You clearly are not considering the invariant between two point sources, the subject of relativity is obviously beyond your ability.
I thank you for your reply, you also are not considering the invariant between two points sources as shown in the video simulation. Imagine you have two clocks, they are travelling relative to each other +ve=c -ve=c So now instead of imagining the coloured planes to be photons, imagine them are the clocks in motion relative to each other. You can clearly observe both clocks travelling through the invariant of light length between the two point sources . The length between two set points is an invariant and can not contract. If we send a man to the moon , the moon does not get closer to the earth.

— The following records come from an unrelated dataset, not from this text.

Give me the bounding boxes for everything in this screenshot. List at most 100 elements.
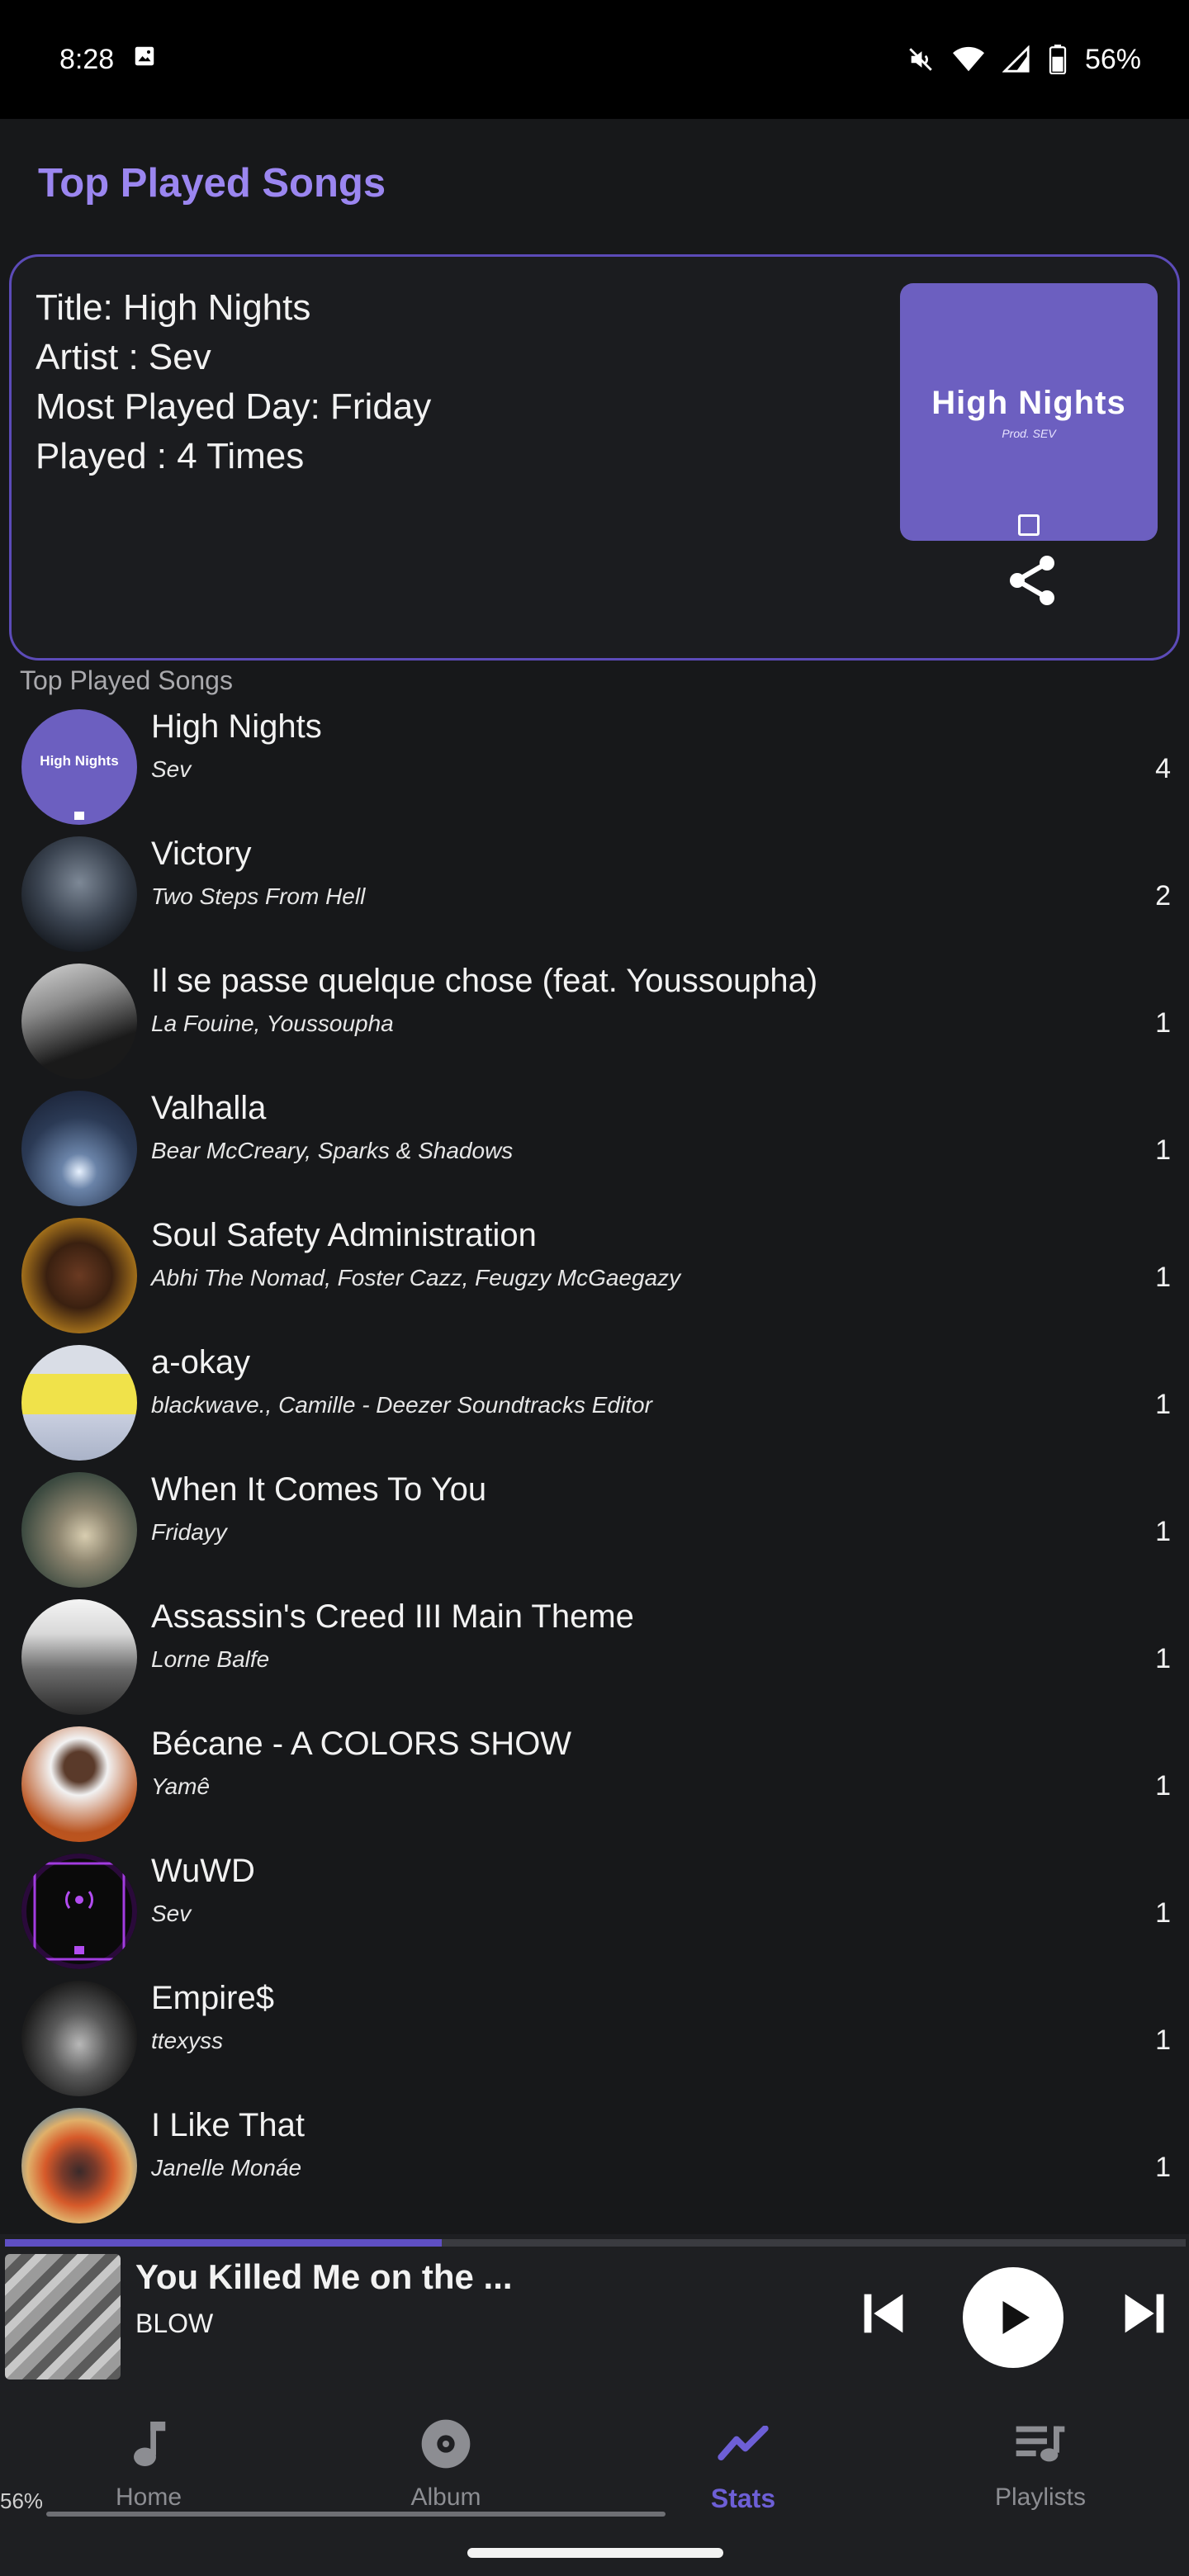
song-row[interactable]: Bécane - A COLORS SHOW Yamê 1 bbox=[0, 1719, 1189, 1846]
song-title: I Like That bbox=[151, 2107, 306, 2143]
song-title: When It Comes To You bbox=[151, 1471, 487, 1508]
song-title: Valhalla bbox=[151, 1090, 267, 1126]
status-left: 8:28 bbox=[59, 44, 157, 76]
song-thumbnail bbox=[21, 1472, 137, 1588]
featured-played-line: Played : 4 Times bbox=[36, 436, 305, 476]
svg-text:High Nights: High Nights bbox=[40, 753, 118, 769]
playback-progress-fill bbox=[5, 2239, 443, 2247]
disc-icon bbox=[419, 2411, 472, 2477]
song-artist: Bear McCreary, Sparks & Shadows bbox=[151, 1138, 514, 1163]
player-song-title: You Killed Me on the ... bbox=[135, 2257, 513, 2296]
song-thumbnail bbox=[21, 1091, 137, 1206]
wifi-icon bbox=[952, 45, 984, 73]
song-row[interactable]: a-okay blackwave., Camille - Deezer Soun… bbox=[0, 1338, 1189, 1465]
song-artist: Yamê bbox=[151, 1773, 211, 1799]
song-title: Il se passe quelque chose (feat. Youssou… bbox=[151, 963, 818, 999]
featured-art-title: High Nights bbox=[931, 384, 1126, 421]
song-row[interactable]: When It Comes To You Fridayy 1 bbox=[0, 1465, 1189, 1592]
song-play-count: 1 bbox=[1155, 1643, 1171, 1674]
song-play-count: 1 bbox=[1155, 1516, 1171, 1547]
song-thumbnail bbox=[21, 1218, 137, 1333]
song-thumbnail bbox=[21, 1345, 137, 1461]
song-artist: Two Steps From Hell bbox=[151, 883, 366, 909]
player-artist: BLOW bbox=[135, 2308, 214, 2338]
featured-info: Title: High Nights Artist : Sev Most Pla… bbox=[36, 283, 431, 481]
skip-next-icon bbox=[1125, 2294, 1164, 2333]
song-row[interactable]: Assassin's Creed III Main Theme Lorne Ba… bbox=[0, 1592, 1189, 1719]
song-title: Empire$ bbox=[151, 1980, 274, 2016]
song-row[interactable]: Valhalla Bear McCreary, Sparks & Shadows… bbox=[0, 1083, 1189, 1210]
song-play-count: 1 bbox=[1155, 2024, 1171, 2056]
nav-label-stats: Stats bbox=[710, 2484, 776, 2513]
song-row[interactable]: Victory Two Steps From Hell 2 bbox=[0, 829, 1189, 956]
signal-icon bbox=[1002, 45, 1030, 73]
share-button[interactable] bbox=[999, 547, 1065, 613]
song-row[interactable]: High Nights High Nights Sev 4 bbox=[0, 702, 1189, 829]
song-row[interactable]: Empire$ ttexyss 1 bbox=[0, 1973, 1189, 2100]
trend-icon bbox=[717, 2411, 770, 2477]
featured-title-line: Title: High Nights bbox=[36, 287, 311, 328]
section-label: Top Played Songs bbox=[20, 665, 233, 695]
featured-art-subtitle: Prod. SEV bbox=[1002, 426, 1056, 440]
song-play-count: 1 bbox=[1155, 1262, 1171, 1293]
song-artist: Lorne Balfe bbox=[151, 1646, 270, 1672]
song-thumbnail bbox=[21, 1981, 137, 2096]
song-play-count: 1 bbox=[1155, 2152, 1171, 2183]
song-row[interactable]: I Like That Janelle Monáe 1 bbox=[0, 2100, 1189, 2228]
nav-label-playlists: Playlists bbox=[994, 2484, 1087, 2511]
player-album-art bbox=[5, 2254, 121, 2379]
mute-icon bbox=[907, 45, 935, 73]
next-button[interactable] bbox=[1111, 2280, 1177, 2346]
gesture-bar[interactable] bbox=[467, 2548, 723, 2558]
previous-button[interactable] bbox=[850, 2280, 917, 2346]
song-artist: ttexyss bbox=[151, 2028, 224, 2053]
music-note-icon bbox=[126, 2411, 171, 2477]
song-title: WuWD bbox=[151, 1853, 255, 1889]
song-title: Bécane - A COLORS SHOW bbox=[151, 1726, 572, 1762]
song-play-count: 1 bbox=[1155, 1770, 1171, 1802]
featured-artist-line: Artist : Sev bbox=[36, 337, 211, 377]
status-bar: 8:28 56% bbox=[0, 0, 1189, 119]
song-thumbnail bbox=[21, 2108, 137, 2223]
song-row[interactable]: Soul Safety Administration Abhi The Noma… bbox=[0, 1210, 1189, 1338]
song-thumbnail bbox=[21, 836, 137, 952]
nav-playlists[interactable]: Playlists bbox=[892, 2411, 1189, 2535]
song-list: High Nights High Nights Sev 4 Victory Tw… bbox=[0, 702, 1189, 2228]
status-time: 8:28 bbox=[59, 43, 115, 75]
song-thumbnail bbox=[21, 1726, 137, 1842]
nav-label-home: Home bbox=[115, 2484, 182, 2511]
share-icon bbox=[1010, 556, 1054, 605]
song-title: Victory bbox=[151, 836, 252, 872]
song-title: High Nights bbox=[151, 708, 322, 745]
battery-percent: 56% bbox=[1084, 43, 1141, 75]
song-play-count: 1 bbox=[1155, 1134, 1171, 1166]
song-thumbnail bbox=[21, 1854, 137, 1969]
song-play-count: 1 bbox=[1155, 1897, 1171, 1929]
song-artist: blackwave., Camille - Deezer Soundtracks… bbox=[151, 1392, 652, 1418]
song-row[interactable]: Il se passe quelque chose (feat. Youssou… bbox=[0, 956, 1189, 1083]
song-artist: Sev bbox=[151, 756, 192, 782]
status-right: 56% bbox=[907, 44, 1141, 76]
song-play-count: 4 bbox=[1155, 753, 1171, 784]
playlist-icon bbox=[1014, 2411, 1067, 2477]
song-row[interactable]: WuWD Sev 1 bbox=[0, 1846, 1189, 1973]
song-play-count: 2 bbox=[1155, 880, 1171, 912]
play-button[interactable] bbox=[963, 2267, 1063, 2368]
bottom-nav: Home Album Stats Playlists 56% bbox=[0, 2386, 1189, 2576]
song-thumbnail bbox=[21, 1599, 137, 1715]
song-title: Soul Safety Administration bbox=[151, 1217, 537, 1253]
featured-album-art: High Nights Prod. SEV bbox=[900, 283, 1158, 541]
song-artist: Abhi The Nomad, Foster Cazz, Feugzy McGa… bbox=[151, 1265, 681, 1290]
nav-scroll-indicator bbox=[46, 2512, 666, 2517]
nav-label-album: Album bbox=[410, 2484, 481, 2511]
song-play-count: 1 bbox=[1155, 1007, 1171, 1039]
song-artist: Janelle Monáe bbox=[151, 2155, 302, 2181]
song-artist: Sev bbox=[151, 1901, 192, 1926]
playback-progress-bar[interactable] bbox=[5, 2239, 1186, 2247]
song-artist: La Fouine, Youssoupha bbox=[151, 1011, 394, 1036]
song-title: Assassin's Creed III Main Theme bbox=[151, 1598, 634, 1635]
featured-song-card[interactable]: Title: High Nights Artist : Sev Most Pla… bbox=[9, 254, 1180, 661]
mini-player[interactable]: You Killed Me on the ... BLOW bbox=[0, 2234, 1189, 2386]
art-logo-icon bbox=[1018, 514, 1040, 536]
skip-previous-icon bbox=[864, 2294, 903, 2333]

Sorry interruption at work. Going back to the point before history.... Let's give Alice and Bob a pair of identical clocks. They stand together and sychronise the clocks. Then Bob walks (slowly) a distance of (say) 300m. I think the spacetime interval is going to be zero (please check all this). If a photon leaves Bob's clock and is detected by Alice, in the photon frame (if allowed) we'd have an elapsed time of zero and a distance of zero so still spacetime interval of zero.
Yes, the net difference is 0, lets say it takes the photons 1's to travel either direction, 1-1=0 net difference. t1-t2=o
I know objects can not travel at c, it was an example, you say there is no rest frame for photons travelling at c, I disagree , you are not accounting for the relatively observed rest frame of c between point sources. space is not visually opaque, space is not visually observed to be moving, photons propagating through space are not visually opaque , all objects in motion are in motion relative to the visual stationary reference frame of space-time and relative to each other.
Here's an easy one. Removing the speed of light altogether... Alice and Bob synchronise clocks and (slowly) move 300m apart. I'd like to introduce Colin at this stage. Colin starts off at Bob's location. At 10:00:00.0000000000 am he starts his stopwatch (0.00000000000 seconds) and walks towards Alice at 1m/s. After 300.0000000000 seconds he meets Alice and records what her clock shows. Does he record 10:05:00.00000000000000 or something else? Edit... I don't think this shows what I wanted it to show... maybe someone can think of a way to show what I really wanted to show.
Unfortunately this forum prohibits the use of Crystal Balls and Tarot Cards, so I don't think anyone is going to be able to figure what you really wanted to show.
Fair comment. Starting with a plausible geometry s²=x²-c²t² and as little rigour as possible... Let the distance between Alice and Bob be x, the time in Colin's frame be T and in the AliceBob frame be t... -c²T²=x²-c²t² x=vt (< that's just Newton) -c²T²=(vt)²-c²t² -c²T²=t²(v²-c²) so T²=t²(c²-v²)/c² T²=t²(1-v²/c²) or In the ALiceBob frame elapsed time t = T/(√(1-v²/c²)) where T is the time Colin records. So now we can let Colin go a bit faster.
reaction time would be ten minutes, so instantaneous reaction wouldn't occur until ten minutes after you signed something withsmoke signals about how bored you are. question: the moon is three seconds away?
Having sat through hours and hours of philosophy of time lectures and read a ton of ink spilled on this issue, it really gets me every time someone completely ignorant of the physics and the history of the topic claims that their idea, "may be beyond your thinking." There is nothing new in ignorance. Nor is it hard to understand.
Let the distance between Alice and Bob be x, the time in Colin's frame be T and in the AliceBob frame be t... -c²T²=x²-c²t² Really we want Colin to move between Bob and Alice in zero time and see what t is then try x²-c²t²=0 giving t=x/c as an inescapable time difference. There r problems with this tho'.